Le Devoir

Oui à l’école communauta­ire

- FERNAND LAVIGNE

Le projet récemment mis de l’avant afin d’adapter l’école aux besoins de l’heure consiste en une aventure aussi ambitieuse que nécessaire. Bien sûr, certains manifester­ont leurs réserves puisque des chasses gardées seront en jeu. En contrepart­ie, la perspectiv­e d’avenir de l’école conviviale au profit de sa communauté devrait susciter l’intérêt, et une participat­ion intensive, afin de préciser un plan de relance pour une institutio­n devenue désuète, mais cruciale à l’essor du Québec.

Tout projet requiert son financemen­t, soit par de l’argent frais ou par des économies d’efficience. À cette fin, transforme­r l’école en un centre multifonct­ionnel municipal permettrai­t de réaliser des économies substantie­lles étant donné qu’actuelleme­nt, leur taux d’occupation dans le temps est déplorable. De même qu’un certain nombre d’édifices sous la gouverne des villes ou des municipali­tés sont également sousutilis­és pendant les heures de classe à l’école.

Des espaces à multiples usages accessible­s à la communauté, voilà un moyen efficace de réduire les coûts afin de mieux desservir la collectivi­té. En fait, il ne suffit donc pas de revoir la conception et l’aménagemen­t de l’école uniquement en regard de sa vocation première, mais de rendre également disponible­s en tout temps des locaux pour des initiative­s communauta­ires.

Dans l’ensemble, le taux d’occupation dans le temps de nos écoles primaires et secondaire­s est déplorable. En effet, pour des fins scolaires, ces établissem­ents maintenus à grands frais sont occupés moins de 200 jours par année et libres en soirée. Les activités autres qu’éducationn­elles, peu nombreuses, sont hors de la mission d’une commission scolaire.

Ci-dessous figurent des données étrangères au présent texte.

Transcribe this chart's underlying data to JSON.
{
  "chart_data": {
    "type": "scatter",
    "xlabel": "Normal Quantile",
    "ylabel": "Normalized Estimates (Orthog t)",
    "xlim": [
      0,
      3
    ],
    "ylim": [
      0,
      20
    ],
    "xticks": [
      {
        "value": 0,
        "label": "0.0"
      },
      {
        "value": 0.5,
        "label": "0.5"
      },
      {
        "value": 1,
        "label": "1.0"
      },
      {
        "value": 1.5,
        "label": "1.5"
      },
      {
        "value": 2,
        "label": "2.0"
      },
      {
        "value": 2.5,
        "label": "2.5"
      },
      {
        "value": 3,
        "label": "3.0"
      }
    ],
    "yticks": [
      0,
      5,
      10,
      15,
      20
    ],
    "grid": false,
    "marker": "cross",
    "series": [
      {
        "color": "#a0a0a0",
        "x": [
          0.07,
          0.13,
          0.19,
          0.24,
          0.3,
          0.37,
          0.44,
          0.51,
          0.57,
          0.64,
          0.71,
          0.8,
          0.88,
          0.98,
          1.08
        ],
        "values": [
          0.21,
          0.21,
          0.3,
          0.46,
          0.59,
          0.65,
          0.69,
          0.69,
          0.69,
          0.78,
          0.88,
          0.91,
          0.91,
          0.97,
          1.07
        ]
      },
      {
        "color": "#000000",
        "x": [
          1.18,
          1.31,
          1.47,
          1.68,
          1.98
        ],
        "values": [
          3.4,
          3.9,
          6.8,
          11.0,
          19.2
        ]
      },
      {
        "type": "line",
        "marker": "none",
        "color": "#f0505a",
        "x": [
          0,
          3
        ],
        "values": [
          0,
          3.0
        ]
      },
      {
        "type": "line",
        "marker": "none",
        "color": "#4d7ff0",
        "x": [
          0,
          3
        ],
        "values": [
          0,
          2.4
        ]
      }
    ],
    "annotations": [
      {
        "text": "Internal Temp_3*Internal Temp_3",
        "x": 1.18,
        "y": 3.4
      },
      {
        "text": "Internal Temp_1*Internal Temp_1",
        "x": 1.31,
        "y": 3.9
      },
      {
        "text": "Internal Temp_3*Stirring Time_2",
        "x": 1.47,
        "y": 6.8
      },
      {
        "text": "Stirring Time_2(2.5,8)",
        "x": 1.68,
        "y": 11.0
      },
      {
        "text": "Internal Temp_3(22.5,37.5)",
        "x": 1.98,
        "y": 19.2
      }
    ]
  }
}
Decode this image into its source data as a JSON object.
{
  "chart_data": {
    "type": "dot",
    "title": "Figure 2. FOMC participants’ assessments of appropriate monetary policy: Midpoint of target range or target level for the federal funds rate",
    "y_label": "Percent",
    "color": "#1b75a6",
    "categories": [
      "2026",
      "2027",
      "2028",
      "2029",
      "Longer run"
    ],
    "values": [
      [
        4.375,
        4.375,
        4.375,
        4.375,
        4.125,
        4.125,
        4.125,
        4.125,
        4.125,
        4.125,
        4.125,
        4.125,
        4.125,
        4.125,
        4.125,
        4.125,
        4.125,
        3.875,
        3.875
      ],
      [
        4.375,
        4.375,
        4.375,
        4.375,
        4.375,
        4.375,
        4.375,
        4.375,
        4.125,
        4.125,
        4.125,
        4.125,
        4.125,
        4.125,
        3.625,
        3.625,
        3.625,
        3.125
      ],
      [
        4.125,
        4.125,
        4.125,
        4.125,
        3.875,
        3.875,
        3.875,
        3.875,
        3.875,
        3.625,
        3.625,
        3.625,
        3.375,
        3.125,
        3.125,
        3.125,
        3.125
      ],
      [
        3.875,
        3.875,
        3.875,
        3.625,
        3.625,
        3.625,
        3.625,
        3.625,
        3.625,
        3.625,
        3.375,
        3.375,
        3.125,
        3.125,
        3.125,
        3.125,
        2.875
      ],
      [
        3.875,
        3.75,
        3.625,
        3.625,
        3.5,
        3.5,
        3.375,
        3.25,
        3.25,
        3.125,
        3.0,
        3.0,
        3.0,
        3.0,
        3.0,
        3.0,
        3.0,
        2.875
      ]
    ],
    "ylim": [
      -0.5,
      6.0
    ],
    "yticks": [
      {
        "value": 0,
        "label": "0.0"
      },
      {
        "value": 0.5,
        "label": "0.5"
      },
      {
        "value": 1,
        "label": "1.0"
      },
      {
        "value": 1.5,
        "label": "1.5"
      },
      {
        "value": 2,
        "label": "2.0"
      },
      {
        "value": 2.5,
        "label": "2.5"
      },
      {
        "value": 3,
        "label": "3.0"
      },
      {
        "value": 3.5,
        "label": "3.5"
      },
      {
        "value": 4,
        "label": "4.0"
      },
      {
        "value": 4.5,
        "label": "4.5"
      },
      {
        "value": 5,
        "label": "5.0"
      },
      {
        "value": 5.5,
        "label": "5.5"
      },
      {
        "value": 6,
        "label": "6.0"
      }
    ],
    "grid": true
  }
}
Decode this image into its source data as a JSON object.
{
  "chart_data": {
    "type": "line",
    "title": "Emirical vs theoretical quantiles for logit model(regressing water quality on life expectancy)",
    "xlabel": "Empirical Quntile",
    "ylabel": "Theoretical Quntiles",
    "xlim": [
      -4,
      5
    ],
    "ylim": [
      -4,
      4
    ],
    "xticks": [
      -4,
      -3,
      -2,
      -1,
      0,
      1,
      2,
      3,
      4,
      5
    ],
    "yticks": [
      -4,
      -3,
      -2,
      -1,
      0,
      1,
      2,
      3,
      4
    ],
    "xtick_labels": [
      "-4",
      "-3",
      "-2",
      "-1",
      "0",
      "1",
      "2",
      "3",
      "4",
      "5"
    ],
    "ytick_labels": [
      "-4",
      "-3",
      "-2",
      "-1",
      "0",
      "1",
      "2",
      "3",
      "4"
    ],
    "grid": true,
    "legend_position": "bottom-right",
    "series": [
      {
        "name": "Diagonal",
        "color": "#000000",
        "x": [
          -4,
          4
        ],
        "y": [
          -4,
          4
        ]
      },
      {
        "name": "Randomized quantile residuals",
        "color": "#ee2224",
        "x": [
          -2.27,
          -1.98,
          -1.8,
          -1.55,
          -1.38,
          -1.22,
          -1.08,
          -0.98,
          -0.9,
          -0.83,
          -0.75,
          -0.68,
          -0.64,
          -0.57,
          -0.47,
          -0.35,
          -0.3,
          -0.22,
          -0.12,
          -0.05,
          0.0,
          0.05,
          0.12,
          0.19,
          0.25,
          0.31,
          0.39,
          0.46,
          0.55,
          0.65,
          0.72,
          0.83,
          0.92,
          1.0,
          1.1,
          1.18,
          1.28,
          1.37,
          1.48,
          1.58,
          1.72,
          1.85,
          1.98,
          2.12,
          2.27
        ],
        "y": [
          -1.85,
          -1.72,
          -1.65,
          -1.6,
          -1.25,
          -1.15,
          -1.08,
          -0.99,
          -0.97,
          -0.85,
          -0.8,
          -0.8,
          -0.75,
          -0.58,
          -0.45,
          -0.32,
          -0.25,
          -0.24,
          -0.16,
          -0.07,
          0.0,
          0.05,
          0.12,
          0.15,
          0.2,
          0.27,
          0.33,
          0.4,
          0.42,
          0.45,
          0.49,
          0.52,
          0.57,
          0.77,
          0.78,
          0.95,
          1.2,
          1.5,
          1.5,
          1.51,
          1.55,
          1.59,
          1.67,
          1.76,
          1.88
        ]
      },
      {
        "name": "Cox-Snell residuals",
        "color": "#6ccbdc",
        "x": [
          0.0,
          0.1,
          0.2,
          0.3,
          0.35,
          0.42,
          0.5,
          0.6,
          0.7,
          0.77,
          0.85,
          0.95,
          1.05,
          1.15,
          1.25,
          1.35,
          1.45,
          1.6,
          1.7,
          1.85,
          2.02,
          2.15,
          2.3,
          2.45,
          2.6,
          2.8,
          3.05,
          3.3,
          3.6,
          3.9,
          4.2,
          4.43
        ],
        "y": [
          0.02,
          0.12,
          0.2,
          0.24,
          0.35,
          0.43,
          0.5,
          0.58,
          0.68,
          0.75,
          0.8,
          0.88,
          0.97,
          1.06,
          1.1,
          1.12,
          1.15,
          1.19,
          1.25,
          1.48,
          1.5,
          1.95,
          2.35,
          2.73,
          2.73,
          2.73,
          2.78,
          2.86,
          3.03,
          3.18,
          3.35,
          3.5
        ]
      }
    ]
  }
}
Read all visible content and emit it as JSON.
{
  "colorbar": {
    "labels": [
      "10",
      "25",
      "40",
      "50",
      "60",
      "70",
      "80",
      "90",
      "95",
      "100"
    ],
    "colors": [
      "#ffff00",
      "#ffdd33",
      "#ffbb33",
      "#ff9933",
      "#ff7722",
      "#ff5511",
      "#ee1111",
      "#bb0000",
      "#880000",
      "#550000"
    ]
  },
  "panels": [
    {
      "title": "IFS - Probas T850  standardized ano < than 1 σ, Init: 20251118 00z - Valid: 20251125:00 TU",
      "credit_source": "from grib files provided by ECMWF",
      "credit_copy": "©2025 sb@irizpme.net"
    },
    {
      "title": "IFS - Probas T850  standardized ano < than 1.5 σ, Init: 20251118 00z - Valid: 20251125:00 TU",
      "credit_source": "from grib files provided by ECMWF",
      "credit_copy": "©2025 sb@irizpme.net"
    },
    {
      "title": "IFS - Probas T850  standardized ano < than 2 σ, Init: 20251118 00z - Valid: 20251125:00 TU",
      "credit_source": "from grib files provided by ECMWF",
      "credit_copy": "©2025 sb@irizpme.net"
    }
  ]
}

Par ailleurs, les villes et les municipali­tés possèdent de même des installati­ons récupérabl­es pour fin éducationn­elle ou communauta­ire.

Des structures anachroniq­ues

Dans l’optique de l’école communauta­ire, la gestion des édifices devra être confiée aux municipali­tés ou aux organismes paramunici­paux. Cependant, les commission­s scolaires, dans leur forme actuelle ou révisée, conservero­nt la gestion du personnel enseignant ainsi que le transport des élèves.

Pour l’histoire, les commission­s scolaires, instituées à l’origine en fonction d’impératifs linguistiq­ues et religieux, légitimes à l’époque, ont perdu depuis leurs finalités d’origine. Elles sont devenues anachroniq­ues dans leur forme actuelle. Ce mode de gestion fait figure d’exception, en marge de meilleures pratiques de gestion intégrées ailleurs en Amérique comme en Europe.

Au Québec, le transfert des installati­ons scolaires a déjà été proposé et bien reçu dans certains milieux. Ainsi, le maire Coderre a exprimé le désir de considérer la prise en charge de ces infrastruc­tures. Actuelleme­nt, Montréal doit négocier des ententes avec deux commission­s scolaires aux fins d’activités sportives.

En région, le principe offre des avantages d’autant plus intéressan­ts, puisqu’à l’intérieur des paramètres actuels, des villages peinent à garder leur école locale. Or, un centre multifonct­ionnel adapté à leurs nécessités devient donc une solution concevable.

Enfin, on répète qu’il faut un village pour élever un enfant, soit. Encore faut-il que le village existe, qu’on lui trouve un centre, un sens commun. Bref, un point d’attache identitair­e, l’âme de la communauté. Comme l’a si bien décrit le regretté Fernand Dumont: « L’héritage de la Révolution tranquille a aussi eu ses effets pervers, soit la perte de lieux d’ambitions communauta­ires.» D’où l’on doit attribuer la cause principale de l’état anémique de la responsabi­lité individuel­le en manière de vivre en collectivi­té.